Thanks for sharing! I'm curious: can you provide any throughput
numbers? Ie, how many concurrent user requests you're able to serve
from this cluster and rough latency numbers. Do you use the geospatial
capacities at all?

Thanks,
Nick

On Feb 19, 9:58 pm, Jack Levin <[hidden email]> wrote:

> Hello all, I thought I would share some stats on how we are using
> ElasticSearch.
>
> At yfrog, we are indexing corpus of tweets that users use in
> conjunction with photos uploaded to twitter from mobile and web.  Our
> total index is about 950 million docs.  We run 500 shards across 12
> servers, which are 8 core x 16GB, and some are 12 core x 32GB boxes.

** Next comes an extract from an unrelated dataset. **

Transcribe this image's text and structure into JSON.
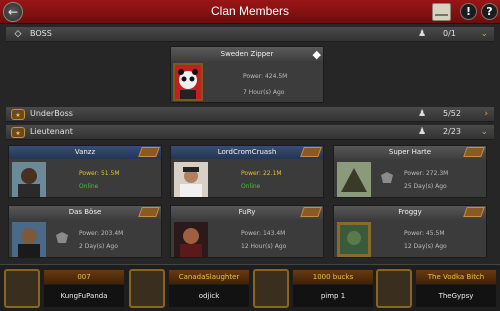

> Routing allows us to provide timeline search (per user), so that each
> user's data is always in one shard.  Here is a screenshot btw:http://a.yfrog.com/img703/8096/xil.png
>
> Each shard is about 1G large, which makes total data to be about 1TB
> with 50% of being replicated (e.g. 1 replica). The other interesting
> parts is that each server runs with 4x2TB disks, with ZFS over them.

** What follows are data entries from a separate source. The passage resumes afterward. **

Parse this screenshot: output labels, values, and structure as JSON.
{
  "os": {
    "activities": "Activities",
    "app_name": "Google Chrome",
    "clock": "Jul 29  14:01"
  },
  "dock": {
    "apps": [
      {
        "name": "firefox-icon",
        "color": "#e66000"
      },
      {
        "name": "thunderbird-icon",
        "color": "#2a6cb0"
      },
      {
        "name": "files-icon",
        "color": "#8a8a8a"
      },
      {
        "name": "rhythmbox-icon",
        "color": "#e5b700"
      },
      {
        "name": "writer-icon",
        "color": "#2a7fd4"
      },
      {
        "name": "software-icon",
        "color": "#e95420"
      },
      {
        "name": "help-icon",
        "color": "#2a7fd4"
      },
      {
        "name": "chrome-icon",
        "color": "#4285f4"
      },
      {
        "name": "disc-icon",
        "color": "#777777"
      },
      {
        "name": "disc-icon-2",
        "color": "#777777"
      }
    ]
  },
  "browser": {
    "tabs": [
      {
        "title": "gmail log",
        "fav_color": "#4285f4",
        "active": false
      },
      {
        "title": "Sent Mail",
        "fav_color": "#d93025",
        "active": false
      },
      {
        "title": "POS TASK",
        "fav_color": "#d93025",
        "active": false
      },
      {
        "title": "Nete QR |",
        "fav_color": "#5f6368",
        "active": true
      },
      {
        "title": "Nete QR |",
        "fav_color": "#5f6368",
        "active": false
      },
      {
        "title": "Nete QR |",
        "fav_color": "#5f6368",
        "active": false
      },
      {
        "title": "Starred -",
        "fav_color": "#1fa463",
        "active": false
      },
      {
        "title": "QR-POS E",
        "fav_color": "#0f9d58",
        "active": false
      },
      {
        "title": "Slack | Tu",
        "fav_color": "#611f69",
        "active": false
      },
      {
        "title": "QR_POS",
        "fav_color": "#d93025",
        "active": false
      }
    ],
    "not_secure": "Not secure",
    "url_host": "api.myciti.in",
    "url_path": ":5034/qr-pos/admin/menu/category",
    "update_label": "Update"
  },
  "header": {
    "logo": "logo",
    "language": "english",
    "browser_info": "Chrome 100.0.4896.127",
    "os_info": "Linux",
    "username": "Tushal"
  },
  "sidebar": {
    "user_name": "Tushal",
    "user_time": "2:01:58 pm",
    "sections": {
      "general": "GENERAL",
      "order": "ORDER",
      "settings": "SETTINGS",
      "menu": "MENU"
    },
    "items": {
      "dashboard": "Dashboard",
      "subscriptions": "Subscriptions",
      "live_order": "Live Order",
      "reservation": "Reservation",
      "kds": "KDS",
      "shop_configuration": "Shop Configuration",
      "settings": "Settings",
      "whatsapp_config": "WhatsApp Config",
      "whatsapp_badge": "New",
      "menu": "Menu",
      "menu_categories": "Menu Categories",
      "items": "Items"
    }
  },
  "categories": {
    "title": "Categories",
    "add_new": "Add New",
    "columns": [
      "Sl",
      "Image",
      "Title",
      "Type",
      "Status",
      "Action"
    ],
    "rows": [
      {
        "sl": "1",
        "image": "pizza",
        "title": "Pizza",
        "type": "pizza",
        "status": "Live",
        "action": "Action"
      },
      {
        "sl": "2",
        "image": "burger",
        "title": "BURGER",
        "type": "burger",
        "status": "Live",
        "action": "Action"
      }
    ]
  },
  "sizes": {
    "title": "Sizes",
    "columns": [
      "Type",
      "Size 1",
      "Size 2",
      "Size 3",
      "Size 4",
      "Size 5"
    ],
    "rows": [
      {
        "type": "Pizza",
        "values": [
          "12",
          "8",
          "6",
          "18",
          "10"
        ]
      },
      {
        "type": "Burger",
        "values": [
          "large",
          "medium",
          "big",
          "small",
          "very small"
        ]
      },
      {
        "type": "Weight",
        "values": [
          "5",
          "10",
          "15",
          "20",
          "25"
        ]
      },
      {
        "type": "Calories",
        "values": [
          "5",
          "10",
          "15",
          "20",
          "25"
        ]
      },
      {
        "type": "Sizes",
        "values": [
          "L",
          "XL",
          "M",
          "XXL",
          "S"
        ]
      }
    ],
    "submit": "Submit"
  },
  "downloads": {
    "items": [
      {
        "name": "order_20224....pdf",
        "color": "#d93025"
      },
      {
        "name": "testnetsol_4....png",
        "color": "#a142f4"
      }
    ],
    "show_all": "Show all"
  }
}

> So far we have had no issues with ZFS on linux, and servers have had
> definite performance improvement.
>
> We are currently indexing 3ml new docs per day (new tweets).  So far
> the challenges have been to keep file descriptors low, we are
> basically running with ulimit -n 256000.  Merging down to appropriate
> number of segments under shard is always a must, but that
> significantly taxes CPU, and slows down bulk indexing should we ever
> try to re-index the whole corpus.
>
> On the other hand, as you can see from the screenshot the read search
> performance is just awesome, you can try some searches yourself athttp://yfrog.com/user/TechCrunch/profile
>
> -Jack